POLITICS
01/30/2017 01:52 am ET Updated Jan 30, 2017

Koch Brothers Group Slams Donald Trump's Immigrant Ban As 'Counterproductive'

But leaders of the Koch network are pleased with other things Trump's doing.

In an apparent attack on President Donald Trump from the same side of the aisle, a top Koch brothers associate criticized Trump’s ban on immigrants from Muslim-majority nations as the “wrong approach” on Sunday.

“We believe it is possible to keep Americans safe without excluding people who wish to come here to contribute and pursue a better life for their families,” Brian Hooks, the head of the Charles Koch Foundation, said at an event for the brothers’ political and policy network. “The travel ban is the wrong approach and will likely be counterproductive.”

Hooks added: “Our country has benefited tremendously from a history of welcoming people from all cultures and backgrounds. This is a hallmark of free and open societies.”

The billionaire Koch brothers have been critical of Trump before, and did not endorse his candidacy. During the campaign, Charles Koch, 81, said Trump’s proposal to register all Muslims living in the U.S. was “reminiscent of Nazi Germany.” (He also compared the choice between electing Trump or his Democratic opponent Hillary Clinton to picking a “heart attack or cancer.”)

The Koch network, officially known as Freedom Partners Chamber of Commerce, operates several political groups, such as Americans for Prosperity and the Libre Initiative.

Hooks issued the statement on Trump’s controversial immigrant ban as some 550 of the network’s biggest donors gathered at a luxury resort near Palm Springs, California, for its annual winter seminar. Some of the talk seemed to be pro-Trump, ABC reported.

Charles Koch didn’t mention Trump in his public remarks to the donors, who pay the network at least $100,000 each year. Other network leaders, however, said they were willing to work with Trump and the GOP-controlled Congress on reducing regulations and government spending. “We see big opportunities to work with the new administration and this new Congress,” Hooks said, but he also warned that the network would “hold all politicians accountable, regardless of political party.”

Besides Trump’s immigration crackdown, his planned spending boost for infrastructure and the plan he floated — and then dropped — to impose a 20 percent tariff on Mexican products were not popular with the network.

“A $1 trillion government stimulus is a bad idea under Democrats and it’s a bad idea for a Republican,” Hooks said to donor applause, USA Today reported.

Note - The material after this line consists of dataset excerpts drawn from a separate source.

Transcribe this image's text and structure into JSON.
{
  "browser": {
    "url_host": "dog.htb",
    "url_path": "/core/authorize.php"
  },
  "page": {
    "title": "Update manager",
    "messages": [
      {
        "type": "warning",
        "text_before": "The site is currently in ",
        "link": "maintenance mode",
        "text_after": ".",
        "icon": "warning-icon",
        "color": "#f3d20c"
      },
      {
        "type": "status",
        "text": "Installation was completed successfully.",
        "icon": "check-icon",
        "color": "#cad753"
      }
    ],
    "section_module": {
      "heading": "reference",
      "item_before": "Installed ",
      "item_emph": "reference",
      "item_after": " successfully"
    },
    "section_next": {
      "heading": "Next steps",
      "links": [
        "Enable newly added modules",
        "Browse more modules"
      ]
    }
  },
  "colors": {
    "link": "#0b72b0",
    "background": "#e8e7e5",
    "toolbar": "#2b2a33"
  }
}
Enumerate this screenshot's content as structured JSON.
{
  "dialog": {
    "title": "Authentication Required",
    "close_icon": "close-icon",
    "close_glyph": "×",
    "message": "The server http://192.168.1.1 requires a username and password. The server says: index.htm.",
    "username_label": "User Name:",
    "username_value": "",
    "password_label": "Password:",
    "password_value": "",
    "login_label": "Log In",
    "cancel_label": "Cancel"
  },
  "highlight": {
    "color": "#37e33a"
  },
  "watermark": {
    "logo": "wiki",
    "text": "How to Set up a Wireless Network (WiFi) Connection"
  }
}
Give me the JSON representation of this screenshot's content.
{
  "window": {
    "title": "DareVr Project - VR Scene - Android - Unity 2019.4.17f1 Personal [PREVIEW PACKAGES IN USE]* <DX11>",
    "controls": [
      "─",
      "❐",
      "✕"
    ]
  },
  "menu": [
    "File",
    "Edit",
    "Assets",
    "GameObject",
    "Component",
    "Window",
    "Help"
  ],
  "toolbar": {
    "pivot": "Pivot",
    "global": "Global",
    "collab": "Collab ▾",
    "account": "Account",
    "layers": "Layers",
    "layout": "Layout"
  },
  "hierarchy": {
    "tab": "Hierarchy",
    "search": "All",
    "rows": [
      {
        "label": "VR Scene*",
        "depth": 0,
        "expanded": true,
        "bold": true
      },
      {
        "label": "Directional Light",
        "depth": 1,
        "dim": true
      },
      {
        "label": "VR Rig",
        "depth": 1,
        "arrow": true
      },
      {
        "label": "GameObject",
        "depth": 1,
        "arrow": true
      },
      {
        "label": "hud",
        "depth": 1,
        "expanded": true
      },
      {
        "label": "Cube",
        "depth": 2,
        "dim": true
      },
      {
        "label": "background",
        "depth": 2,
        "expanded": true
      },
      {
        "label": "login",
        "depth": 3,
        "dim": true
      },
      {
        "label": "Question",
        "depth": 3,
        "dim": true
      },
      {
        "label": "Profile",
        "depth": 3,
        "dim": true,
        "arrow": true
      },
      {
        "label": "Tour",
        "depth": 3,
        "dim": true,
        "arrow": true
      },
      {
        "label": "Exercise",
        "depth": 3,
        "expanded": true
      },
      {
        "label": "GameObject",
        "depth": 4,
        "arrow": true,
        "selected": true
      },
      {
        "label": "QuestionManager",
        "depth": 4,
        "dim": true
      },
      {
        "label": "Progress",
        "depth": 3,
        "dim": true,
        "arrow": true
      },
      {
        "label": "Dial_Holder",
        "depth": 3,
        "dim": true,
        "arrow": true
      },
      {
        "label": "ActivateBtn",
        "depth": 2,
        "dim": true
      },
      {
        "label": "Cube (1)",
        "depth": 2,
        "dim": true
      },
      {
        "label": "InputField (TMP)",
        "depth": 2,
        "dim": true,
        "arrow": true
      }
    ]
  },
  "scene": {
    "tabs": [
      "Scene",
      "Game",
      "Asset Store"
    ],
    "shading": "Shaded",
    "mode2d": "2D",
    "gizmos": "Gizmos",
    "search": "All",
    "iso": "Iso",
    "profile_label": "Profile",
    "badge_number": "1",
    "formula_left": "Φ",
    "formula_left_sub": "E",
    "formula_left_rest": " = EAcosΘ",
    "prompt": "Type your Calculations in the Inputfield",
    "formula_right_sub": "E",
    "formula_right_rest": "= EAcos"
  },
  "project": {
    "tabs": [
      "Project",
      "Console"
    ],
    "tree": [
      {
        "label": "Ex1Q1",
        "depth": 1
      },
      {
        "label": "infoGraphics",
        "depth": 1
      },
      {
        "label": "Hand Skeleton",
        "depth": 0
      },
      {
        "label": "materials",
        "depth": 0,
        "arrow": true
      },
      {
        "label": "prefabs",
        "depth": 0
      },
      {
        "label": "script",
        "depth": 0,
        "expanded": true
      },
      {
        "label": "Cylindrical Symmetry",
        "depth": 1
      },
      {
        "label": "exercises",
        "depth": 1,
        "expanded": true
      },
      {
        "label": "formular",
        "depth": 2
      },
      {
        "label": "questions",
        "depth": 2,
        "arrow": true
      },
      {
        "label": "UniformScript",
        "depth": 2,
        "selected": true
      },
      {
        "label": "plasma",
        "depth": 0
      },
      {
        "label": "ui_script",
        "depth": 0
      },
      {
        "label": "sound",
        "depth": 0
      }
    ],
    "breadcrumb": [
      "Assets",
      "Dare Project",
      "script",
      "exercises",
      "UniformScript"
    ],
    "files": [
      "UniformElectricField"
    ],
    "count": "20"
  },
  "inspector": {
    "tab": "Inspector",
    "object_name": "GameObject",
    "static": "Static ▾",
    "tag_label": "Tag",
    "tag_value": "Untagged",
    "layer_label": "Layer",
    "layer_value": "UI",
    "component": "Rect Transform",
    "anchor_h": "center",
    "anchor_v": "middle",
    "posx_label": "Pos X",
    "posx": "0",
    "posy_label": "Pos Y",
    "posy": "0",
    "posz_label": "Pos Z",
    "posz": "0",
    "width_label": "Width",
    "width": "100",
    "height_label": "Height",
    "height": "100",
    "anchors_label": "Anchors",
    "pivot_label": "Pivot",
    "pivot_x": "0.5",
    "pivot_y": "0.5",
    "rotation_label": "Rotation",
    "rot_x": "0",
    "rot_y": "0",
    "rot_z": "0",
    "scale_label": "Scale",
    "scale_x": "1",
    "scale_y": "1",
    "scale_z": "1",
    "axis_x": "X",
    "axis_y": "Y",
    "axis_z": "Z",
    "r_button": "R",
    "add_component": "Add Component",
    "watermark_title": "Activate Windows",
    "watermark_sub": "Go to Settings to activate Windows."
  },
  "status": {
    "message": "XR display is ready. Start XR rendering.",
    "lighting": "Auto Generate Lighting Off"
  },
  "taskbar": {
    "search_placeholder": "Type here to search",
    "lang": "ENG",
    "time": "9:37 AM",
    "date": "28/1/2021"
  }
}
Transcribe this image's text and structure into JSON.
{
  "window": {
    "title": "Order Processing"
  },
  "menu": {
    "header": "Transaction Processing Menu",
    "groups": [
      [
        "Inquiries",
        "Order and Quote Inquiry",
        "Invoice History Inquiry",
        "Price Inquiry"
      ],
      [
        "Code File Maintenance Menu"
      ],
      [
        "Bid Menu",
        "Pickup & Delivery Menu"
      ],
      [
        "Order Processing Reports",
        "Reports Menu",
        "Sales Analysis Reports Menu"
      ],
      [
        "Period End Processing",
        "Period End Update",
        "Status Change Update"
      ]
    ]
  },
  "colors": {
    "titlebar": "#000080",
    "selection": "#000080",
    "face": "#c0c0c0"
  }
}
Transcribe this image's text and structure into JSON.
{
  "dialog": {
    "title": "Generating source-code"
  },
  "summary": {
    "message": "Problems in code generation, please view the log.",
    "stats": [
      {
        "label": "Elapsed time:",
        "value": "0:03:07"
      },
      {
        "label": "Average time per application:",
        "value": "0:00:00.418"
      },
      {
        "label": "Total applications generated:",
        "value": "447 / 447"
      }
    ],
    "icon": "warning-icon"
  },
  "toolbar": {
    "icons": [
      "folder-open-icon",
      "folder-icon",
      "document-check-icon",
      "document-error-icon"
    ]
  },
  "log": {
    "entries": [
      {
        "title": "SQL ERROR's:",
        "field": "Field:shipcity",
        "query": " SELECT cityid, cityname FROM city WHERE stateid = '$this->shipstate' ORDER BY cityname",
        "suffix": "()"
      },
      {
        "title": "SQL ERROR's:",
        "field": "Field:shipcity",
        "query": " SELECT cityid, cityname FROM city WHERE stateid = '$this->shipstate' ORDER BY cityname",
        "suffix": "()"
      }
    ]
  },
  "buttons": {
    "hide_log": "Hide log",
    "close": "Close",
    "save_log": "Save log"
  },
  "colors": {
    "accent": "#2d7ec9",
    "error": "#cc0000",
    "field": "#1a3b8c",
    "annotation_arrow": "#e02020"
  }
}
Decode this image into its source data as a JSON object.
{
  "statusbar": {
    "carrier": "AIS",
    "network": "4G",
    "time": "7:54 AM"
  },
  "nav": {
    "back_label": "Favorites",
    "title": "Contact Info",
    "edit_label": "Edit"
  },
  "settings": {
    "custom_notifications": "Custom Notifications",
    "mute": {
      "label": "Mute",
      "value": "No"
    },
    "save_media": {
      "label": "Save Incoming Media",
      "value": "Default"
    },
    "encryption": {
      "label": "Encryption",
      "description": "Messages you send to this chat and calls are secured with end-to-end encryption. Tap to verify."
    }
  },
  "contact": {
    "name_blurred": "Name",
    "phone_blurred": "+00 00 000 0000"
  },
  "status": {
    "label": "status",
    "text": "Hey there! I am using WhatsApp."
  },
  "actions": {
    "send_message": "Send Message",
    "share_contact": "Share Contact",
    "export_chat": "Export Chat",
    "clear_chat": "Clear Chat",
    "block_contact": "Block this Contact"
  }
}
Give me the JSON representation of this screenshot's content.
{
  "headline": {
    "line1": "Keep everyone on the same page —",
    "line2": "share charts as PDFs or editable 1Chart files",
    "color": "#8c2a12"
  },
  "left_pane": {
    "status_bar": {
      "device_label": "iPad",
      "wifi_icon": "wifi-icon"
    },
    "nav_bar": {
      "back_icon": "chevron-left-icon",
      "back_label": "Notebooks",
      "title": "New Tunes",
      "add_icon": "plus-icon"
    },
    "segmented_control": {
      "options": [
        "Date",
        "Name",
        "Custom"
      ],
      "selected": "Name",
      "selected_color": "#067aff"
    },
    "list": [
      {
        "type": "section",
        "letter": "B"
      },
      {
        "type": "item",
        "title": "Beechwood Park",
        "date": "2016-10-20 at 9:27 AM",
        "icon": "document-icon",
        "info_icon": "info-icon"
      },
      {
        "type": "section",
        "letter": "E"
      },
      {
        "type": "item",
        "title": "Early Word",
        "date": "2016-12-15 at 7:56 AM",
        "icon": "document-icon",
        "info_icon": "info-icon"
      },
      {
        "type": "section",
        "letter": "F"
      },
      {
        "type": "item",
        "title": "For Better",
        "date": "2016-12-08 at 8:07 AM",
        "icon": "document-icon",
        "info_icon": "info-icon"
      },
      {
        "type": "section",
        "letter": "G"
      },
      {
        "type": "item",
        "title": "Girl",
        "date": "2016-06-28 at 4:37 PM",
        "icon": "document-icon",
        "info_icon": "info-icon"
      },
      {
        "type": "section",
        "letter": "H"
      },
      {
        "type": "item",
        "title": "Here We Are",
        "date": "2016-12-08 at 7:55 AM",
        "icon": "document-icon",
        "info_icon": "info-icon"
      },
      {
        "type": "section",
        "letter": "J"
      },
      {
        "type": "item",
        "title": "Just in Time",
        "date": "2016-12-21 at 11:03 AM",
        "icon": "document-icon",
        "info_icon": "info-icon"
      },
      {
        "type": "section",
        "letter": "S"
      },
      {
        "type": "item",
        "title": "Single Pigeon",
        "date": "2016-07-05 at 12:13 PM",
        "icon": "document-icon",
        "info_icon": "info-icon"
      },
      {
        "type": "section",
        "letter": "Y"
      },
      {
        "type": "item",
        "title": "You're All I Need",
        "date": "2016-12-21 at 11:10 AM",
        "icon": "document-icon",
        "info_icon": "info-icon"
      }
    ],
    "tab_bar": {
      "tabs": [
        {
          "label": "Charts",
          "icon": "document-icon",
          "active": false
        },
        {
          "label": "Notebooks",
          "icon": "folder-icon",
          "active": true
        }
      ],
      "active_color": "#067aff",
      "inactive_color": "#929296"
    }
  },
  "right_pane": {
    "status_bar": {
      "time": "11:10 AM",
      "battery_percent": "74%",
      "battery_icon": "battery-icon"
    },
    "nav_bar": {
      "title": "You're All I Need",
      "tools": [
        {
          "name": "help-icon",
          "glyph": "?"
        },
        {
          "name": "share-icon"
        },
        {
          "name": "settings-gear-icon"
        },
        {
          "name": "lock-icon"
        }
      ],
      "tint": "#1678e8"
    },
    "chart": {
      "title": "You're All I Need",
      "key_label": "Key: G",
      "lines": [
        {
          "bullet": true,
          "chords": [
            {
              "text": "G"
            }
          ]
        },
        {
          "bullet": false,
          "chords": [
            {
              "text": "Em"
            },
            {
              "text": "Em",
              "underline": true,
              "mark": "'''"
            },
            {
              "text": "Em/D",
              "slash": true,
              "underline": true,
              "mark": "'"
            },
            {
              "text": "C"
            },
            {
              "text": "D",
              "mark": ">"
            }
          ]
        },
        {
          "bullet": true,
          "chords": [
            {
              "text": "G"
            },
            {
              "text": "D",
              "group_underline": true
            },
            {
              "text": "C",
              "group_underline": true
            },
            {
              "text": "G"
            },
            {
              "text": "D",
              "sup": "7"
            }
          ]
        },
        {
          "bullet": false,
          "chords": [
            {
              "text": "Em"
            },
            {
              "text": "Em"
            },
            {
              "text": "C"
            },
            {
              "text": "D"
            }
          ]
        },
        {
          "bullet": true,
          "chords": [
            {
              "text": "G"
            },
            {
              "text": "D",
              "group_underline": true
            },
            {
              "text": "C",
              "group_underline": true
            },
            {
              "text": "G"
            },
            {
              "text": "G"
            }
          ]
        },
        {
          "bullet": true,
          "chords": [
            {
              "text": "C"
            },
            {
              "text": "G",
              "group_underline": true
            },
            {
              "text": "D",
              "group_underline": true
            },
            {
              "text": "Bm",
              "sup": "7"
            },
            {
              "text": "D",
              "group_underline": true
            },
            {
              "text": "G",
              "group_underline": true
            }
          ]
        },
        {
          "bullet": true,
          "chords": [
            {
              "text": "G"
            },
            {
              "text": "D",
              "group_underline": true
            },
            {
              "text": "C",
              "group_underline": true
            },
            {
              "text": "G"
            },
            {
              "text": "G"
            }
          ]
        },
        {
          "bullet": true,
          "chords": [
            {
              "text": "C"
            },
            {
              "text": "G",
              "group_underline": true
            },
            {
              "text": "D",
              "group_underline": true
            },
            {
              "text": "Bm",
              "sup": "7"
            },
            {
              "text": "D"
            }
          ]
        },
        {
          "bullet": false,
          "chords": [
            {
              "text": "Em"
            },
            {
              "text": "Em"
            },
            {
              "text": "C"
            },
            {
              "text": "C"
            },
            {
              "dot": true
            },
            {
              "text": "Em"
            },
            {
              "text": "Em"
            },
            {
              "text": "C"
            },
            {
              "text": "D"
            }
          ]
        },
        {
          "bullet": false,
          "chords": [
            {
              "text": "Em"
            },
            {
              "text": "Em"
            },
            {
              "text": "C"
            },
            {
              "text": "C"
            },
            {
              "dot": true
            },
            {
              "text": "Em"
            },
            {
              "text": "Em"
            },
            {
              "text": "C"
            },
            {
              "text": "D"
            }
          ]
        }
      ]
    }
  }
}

Network leaders are pleased, however, about Trump’s executive order supporting the Keystone pipeline and some of his Cabinet posts.

Koch network officials said they intend to spend up to $400 million to influence policy and politics over the next two years, compared with the $250 million that Koch groups spent on the 2016 elections ― largely for key Senate races, The Washington Post reported. 

“We had by far the most productive year in the history of this network,” Charles Koch told donors about the last election. “We’re just getting started.”

No one from the Trump administration attended the conclave. But five Republican senators, two members of Congress and governors from Wisconsin, Arizona and Illinois were there.